A solution was prepared by dissolving 18.00 grams glucose in 150.0 grams water. The resulting solution was found to have a boiling point of 100.34 0C. Calculate the molar mass of glucose. (Kb (water) = 0.51 0C kg/mol; Tb(water) = 80. 0 0C)
I'm not sure what you mean for Tb = 80. If you mean boiling point for H2O that is 100 C and that's the number I will use.
delta T = Kb*molality
100.34-100 = 0.34 =*0.51 molality.
Solve for molality = mols/Kg solvent.
You know m and you know kg solvent is 0.150. Solve for mols.
Then mols = grams/molar mass. You know mols and grams, solve for molar mass = ?
Post your work if you get stuck. I ran through the calculations in my head and got about 180 g/mol.
Nothing
yes
Well, well, well! Looks like we have a boiling point problem on our hands. But don't you worry, I'm here to help you crunch those numbers and add a little humor to the mix!
To find the molar mass of glucose, we can use the formula:
ΔTb = Kb × m × i
Here, ΔTb is the change in boiling point, Kb is the molal boiling point constant for water, m is the molality of the solution, and i is the van't Hoff factor.

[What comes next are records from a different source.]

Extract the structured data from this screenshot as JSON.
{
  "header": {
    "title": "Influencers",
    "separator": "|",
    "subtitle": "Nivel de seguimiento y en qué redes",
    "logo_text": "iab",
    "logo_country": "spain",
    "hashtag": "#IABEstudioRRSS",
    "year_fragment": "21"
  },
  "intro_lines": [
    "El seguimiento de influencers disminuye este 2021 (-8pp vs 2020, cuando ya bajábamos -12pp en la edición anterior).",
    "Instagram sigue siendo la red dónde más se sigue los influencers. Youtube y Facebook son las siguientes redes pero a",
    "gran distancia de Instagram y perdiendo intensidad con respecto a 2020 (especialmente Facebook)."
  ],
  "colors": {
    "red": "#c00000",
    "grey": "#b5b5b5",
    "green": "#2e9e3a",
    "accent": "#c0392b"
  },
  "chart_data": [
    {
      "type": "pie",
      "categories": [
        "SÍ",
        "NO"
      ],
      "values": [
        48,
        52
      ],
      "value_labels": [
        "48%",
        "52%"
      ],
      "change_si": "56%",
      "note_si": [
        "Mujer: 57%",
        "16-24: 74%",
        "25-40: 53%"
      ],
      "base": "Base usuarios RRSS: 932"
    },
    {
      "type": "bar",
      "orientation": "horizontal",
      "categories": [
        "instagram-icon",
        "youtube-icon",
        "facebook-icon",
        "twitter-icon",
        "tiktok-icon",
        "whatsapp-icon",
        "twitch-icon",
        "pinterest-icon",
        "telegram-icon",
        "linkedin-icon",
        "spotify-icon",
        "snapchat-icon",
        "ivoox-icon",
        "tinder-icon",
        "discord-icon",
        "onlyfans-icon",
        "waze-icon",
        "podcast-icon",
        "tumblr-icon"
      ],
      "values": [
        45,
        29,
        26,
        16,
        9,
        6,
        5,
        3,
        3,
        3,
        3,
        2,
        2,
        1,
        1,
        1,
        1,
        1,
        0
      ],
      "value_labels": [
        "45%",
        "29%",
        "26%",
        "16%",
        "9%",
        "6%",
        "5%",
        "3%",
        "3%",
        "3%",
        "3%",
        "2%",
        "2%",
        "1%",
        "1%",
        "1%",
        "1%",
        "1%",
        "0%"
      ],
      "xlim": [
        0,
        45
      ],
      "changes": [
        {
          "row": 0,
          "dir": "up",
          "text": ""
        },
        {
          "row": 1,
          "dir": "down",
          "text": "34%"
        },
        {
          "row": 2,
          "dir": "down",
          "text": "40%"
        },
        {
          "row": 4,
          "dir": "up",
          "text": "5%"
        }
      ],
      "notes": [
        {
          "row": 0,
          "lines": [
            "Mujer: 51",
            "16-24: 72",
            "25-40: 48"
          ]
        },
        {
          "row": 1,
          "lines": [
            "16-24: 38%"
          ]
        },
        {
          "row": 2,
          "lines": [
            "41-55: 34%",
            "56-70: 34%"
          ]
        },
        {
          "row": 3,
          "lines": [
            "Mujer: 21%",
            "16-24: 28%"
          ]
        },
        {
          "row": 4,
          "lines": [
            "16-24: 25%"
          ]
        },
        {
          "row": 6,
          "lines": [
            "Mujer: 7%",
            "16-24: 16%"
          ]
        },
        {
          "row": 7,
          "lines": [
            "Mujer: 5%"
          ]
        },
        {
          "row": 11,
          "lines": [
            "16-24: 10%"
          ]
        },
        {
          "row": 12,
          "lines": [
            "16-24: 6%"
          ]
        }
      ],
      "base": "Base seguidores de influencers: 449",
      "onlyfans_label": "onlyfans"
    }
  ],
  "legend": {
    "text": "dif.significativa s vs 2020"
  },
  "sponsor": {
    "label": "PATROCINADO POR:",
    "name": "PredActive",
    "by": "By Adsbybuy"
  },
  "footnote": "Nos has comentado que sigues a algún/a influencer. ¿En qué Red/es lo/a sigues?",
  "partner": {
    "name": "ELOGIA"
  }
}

First, let's calculate the molality (m):
m = moles of solute / mass of solvent in kg
The mass of water in kg can be calculated by dividing the mass of water in grams by 1000:
mass of water (kg) = 150.0 g / 1000 = 0.150 kg
If we assume the solution is ideal and nonvolatile, then the molality is equal to the mole fraction of the solute:
m = 18.00 g / (18.00 g + 0.150 kg) ≈ 0.1056 m
Now, let's calculate the change in boiling point (ΔTb):
ΔTb = 100.34 ⁰C - 100.0 ⁰C = 0.34 ⁰C
Now, we can plug in the values into the formula and solve for the molar mass (M):
ΔTb = Kb × m × i
0.34 ⁰C = 0.51 ⁰C kg/mol × 0.1056 m × i
Simplifying the equation, we get:
i ≈ 0.34 ⁰C / (0.51 ⁰C kg/mol × 0.1056 m)
i ≈ 6.53
Since glucose is a non-electrolyte, its van't Hoff factor (i) is approximately 1. So, we can rewrite the equation as:
1 ≈ 0.34 ⁰C / (0.51 ⁰C kg/mol × 0.1056 m)
1 ≈ 0.34 ⁰C / (0.0547056 ⁰C kg/mol)
1 ≈ 6.2156
Now, to find the molar mass (M):
M = mass / moles
The mass of glucose is 18.00 grams, and we can calculate the moles using the molality (m):
moles = m × mass of solvent in kg
moles = 0.1056 m × 0.150 kg
moles ≈ 0.01584 mol
Finally, let's calculate the molar mass:
M ≈ 18.00 g / 0.01584 mol
M ≈ 1137.99 g/mol
So, the molar mass of glucose is approximately 1137.99 grams per mole.
And there you have it! The numbers have been crunched, and the humor has been added. I hope this solution brings a smile to your face! Just remember, glucose may be sweet, but chemistry can make you feel a little sour sometimes. Keep smiling!
To calculate the molar mass of glucose, we need to use the formula:
∆Tb = Kb * m * i
where ∆Tb is the boiling point elevation, Kb is the molal boiling point elevation constant for water, m is the molality of the solute, and i is the van't Hoff factor.
First, let's calculate molality (m) using the given data:
m = moles of solute / mass of solvent in kg
The mass of solvent (water) is given as 150.0 grams. To convert it to kg, divide by 1000:
mass of solvent = 150.0 g / 1000 = 0.150 kg
The moles of solute (glucose) can be calculated using its mass and molar mass. Let's assume the molar mass of glucose as M:
moles of solute = mass of solute / molar mass of solute
Substituting the given values:
18.00 g / M = moles of solute
Now, let's calculate ∆Tb using the boiling point of the solution and the boiling point of pure water:
∆Tb = Tb(solution) - Tb(pure water)
∆Tb = 100.34 0C - 100.00 0C = 0.34 0C
Next, we need to calculate the van't Hoff factor (i), which represents the number of particles formed per molecule of solute. For glucose, it is assumed to be 1.
Now, let's substitute the known values into the formula:
0.34 0C = 0.51 0C kg/mol * m * 1
Solve for molality (m):
m = 0.34 0C / (0.51 0C kg/mol) = 0.6667 mol/kg
Finally, substitute the calculated molality into the moles equation to solve for the molar mass of glucose (M):
18.00 g / M = 0.6667 mol/kg
Rearrange the equation to solve for M:
M = 18.00 g / (0.6667 mol/kg)
M ≈ 27.00 g/mol
Therefore, the molar mass of glucose is approximately 27.00 g/mol.